国道19号を南下し、国道256号との交差点を過ぎ、吾妻橋あたりの対岸に見えるのが、関西電力読書発電所です。
阿寺川から水を注いでいる読書ダム湖の取水口から、柿其水路橋等の導水路に水を引き、この発電所の全長290メートルの水圧鉄管3条から水を落として発電している、最大出力112,100kW/hの水力発電所です。
過去に発電所建設に若干関わったことがある私にとっては、少々興味深い施設です。
発電所の白い建物は、外壁の上方に凝った装飾がされ、半円形の窓や、屋上に突き出た明り取り窓が、アール・デコ洋式を感じさせる、洒落た発電所です。
これを造ったのが、かの有名な電力王 福沢桃介。 言わずと知れた1万円札、福沢諭吉の娘婿。
大正時代に本格的なダム式発電所を日本で初めて造った人物です。
桃介は木曽川に大正8年から15年にかけて、賤母、大桑、須原、桃山、読書、大井、落合の順で7つの水力発電所を建設しており、どれも個性的でロマンに溢れています。

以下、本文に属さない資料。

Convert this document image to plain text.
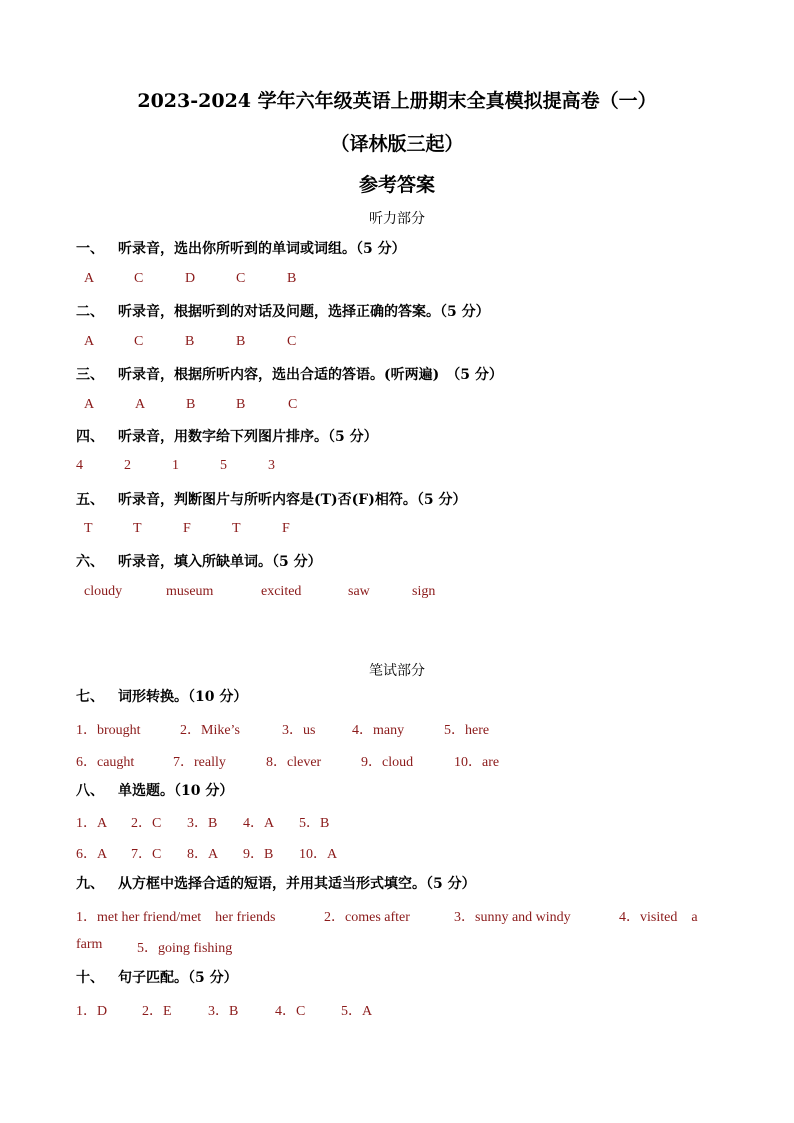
2023-2024 学年六年级英语上册期末全真模拟提高卷（一）
（译林版三起）
参考答案
听力部分
一、 听录音，选出你所听到的单词或词组。（5 分）
A	C	D	C	B
二、 听录音，根据听到的对话及问题，选择正确的答案。（5 分）
A	C	B	B	C
三、 听录音，根据所听内容，选出合适的答语。(听两遍)　（5 分）
A	A	B	B	C
四、 听录音，用数字给下列图片排序。（5 分）
4	2	1	5	3
五、 听录音，判断图片与所听内容是(T)否(F)相符。（5 分）
T	T	F	T	F
六、 听录音，填入所缺单词。（5 分）
cloudy	museum	excited	saw	sign
笔试部分
七、 词形转换。（10 分）
1．brought	2．Mike’s	3．us	4．many	5．here
6．caught	7．really	8．clever	9．cloud	10．are
八、 单选题。（10 分）
1．A 2．C 3．B 4．A 5．B
6．A 7．C 8．A 9．B 10．A
九、 从方框中选择合适的短语，并用其适当形式填空。（5 分）
1．met her friend/met　her friends	2．comes after	3．sunny and windy	4．visited　a
farm 5．going fishing
十、 句子匹配。（5 分）
1．D 2．E	3．B	4．C	5．A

これら発電所を建設するとき、桃介は周囲の景観にずいぶんと配慮して造ったらしい。
火力より安全でクリーンなエネルギーは、環境への影響も少ないだろうし、先見の明があったんでしょうかね・・・・?
木曽川水系で生み出された純国産のエネルギーは、これまた桃介が造った、延長200キロメートル以上に及ぶ送電線で関西方面に送られ、日本の近代化に大いに貢献することとなる。
現在、木曽川の水力発電所は、全て無人で、名古屋で制御されているとのこと。
誰かいれば話を聞こうと思ったが、人の気配は全く無く、発電機の音がするだけ。
今日は昼過ぎから冷たい小雨が降り始め、あたりも暗くなりかけてきたので、発掘隊は本日の最終目的「桃介橋」に急いだ。
前のmuraさんの記事にも紹介されているが、この発電所施設は近代化遺産として、発電設備で初めて、「柿其水路橋」とこの後に出てくる「桃介橋」との3点セットで国の重要文化財に指定されている。